For Kate

by Derek Osborne

I had to kill someone today. Do not be alarmed, she was only real to me. Her name was Kate. She was a character in a novel I'm working on, a young girl all of seventeen, someone I'd come to know and care about these past seven years. With the press of a button she disappeared in a five thousand word tsunami — her friends, her family, the back road and restaurant where she worked — an entire chapter swept away, gone. I'd been thinking about it for some time. I didn't want to. I thought I might pare things down, Strunk it all to hell and blend her into then and after, but it was no use, the narrative no longer needed to go there. So now none of you will ever know her; none of you will feel the warmth of her smile or the way she rocked back and forth whenever anyone made her nervous, the sound in her voice when she talked of going to school and visiting France, getting out of that tiny town in Maine. None of that matters now.

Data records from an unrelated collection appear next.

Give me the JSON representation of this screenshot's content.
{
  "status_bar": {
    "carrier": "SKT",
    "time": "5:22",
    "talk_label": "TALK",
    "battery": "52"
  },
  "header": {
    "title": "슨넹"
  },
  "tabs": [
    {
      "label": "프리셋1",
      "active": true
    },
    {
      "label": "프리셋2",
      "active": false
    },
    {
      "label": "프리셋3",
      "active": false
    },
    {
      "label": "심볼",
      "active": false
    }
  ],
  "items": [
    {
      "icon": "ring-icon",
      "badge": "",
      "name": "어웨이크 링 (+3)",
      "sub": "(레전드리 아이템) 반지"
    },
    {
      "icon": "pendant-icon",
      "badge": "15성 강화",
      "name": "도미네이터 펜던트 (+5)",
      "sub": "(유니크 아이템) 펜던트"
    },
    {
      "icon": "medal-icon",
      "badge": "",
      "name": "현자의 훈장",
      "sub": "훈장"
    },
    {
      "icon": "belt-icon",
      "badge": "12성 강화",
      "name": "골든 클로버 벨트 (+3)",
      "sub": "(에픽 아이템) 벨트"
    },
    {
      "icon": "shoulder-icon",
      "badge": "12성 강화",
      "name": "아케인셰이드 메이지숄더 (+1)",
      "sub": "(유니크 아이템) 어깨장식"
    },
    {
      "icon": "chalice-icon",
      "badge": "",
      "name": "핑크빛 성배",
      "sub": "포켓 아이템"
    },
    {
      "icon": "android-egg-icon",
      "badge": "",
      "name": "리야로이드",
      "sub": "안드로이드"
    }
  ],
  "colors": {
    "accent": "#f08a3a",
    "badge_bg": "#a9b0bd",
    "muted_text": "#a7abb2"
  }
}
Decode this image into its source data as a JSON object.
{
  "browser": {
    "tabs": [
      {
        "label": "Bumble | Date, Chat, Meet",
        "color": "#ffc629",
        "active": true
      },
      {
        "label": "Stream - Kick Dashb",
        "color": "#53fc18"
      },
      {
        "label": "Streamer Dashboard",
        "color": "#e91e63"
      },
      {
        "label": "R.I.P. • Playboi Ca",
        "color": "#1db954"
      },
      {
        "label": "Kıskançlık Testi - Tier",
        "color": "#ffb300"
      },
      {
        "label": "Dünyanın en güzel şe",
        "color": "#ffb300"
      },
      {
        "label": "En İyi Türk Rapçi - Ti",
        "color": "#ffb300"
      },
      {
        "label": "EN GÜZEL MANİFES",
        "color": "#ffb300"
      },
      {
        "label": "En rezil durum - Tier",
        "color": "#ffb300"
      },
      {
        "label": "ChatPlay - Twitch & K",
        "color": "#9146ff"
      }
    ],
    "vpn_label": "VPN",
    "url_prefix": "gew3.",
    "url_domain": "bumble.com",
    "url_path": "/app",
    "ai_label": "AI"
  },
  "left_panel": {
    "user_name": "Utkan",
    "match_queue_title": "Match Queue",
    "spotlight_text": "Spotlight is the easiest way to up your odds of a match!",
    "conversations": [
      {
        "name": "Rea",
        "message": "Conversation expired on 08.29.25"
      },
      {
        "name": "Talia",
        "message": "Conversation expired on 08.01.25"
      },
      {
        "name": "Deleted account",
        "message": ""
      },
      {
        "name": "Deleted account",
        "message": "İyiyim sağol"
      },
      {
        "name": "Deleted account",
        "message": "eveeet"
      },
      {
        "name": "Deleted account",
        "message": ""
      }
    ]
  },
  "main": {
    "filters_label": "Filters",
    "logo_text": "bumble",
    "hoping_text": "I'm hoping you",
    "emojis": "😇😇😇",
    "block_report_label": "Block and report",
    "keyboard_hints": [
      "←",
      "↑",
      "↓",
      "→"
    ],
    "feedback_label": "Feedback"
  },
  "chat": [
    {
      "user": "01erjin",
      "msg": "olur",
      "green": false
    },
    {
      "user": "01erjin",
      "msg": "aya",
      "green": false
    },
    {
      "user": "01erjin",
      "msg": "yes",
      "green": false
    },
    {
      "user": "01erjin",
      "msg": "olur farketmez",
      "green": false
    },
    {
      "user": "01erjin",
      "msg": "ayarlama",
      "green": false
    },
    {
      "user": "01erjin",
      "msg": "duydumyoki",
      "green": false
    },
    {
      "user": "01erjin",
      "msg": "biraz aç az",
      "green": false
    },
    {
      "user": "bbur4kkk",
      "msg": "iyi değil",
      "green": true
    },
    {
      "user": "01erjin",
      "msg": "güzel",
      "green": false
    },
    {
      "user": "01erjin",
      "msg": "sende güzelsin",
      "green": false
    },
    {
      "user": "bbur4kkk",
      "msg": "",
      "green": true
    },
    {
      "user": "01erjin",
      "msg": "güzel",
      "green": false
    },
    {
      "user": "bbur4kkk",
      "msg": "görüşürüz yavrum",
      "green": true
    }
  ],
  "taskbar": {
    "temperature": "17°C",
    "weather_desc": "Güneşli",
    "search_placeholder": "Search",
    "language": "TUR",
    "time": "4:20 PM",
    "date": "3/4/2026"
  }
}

The need for her existence is gone; the door she came through that day is fading each passing moment, nearly closed. It feels to me like the call you get about a friend you once knew at school, someone you haven't seen in years, someone you cared for, the graveyards we carry as writers. I still see her standing behind the screen door in the cool morning air, soft morning light, the smell of the forest all around. Fair well, dear Kate — a kiss on the cheek and off you go — an honor to have imagined your grace.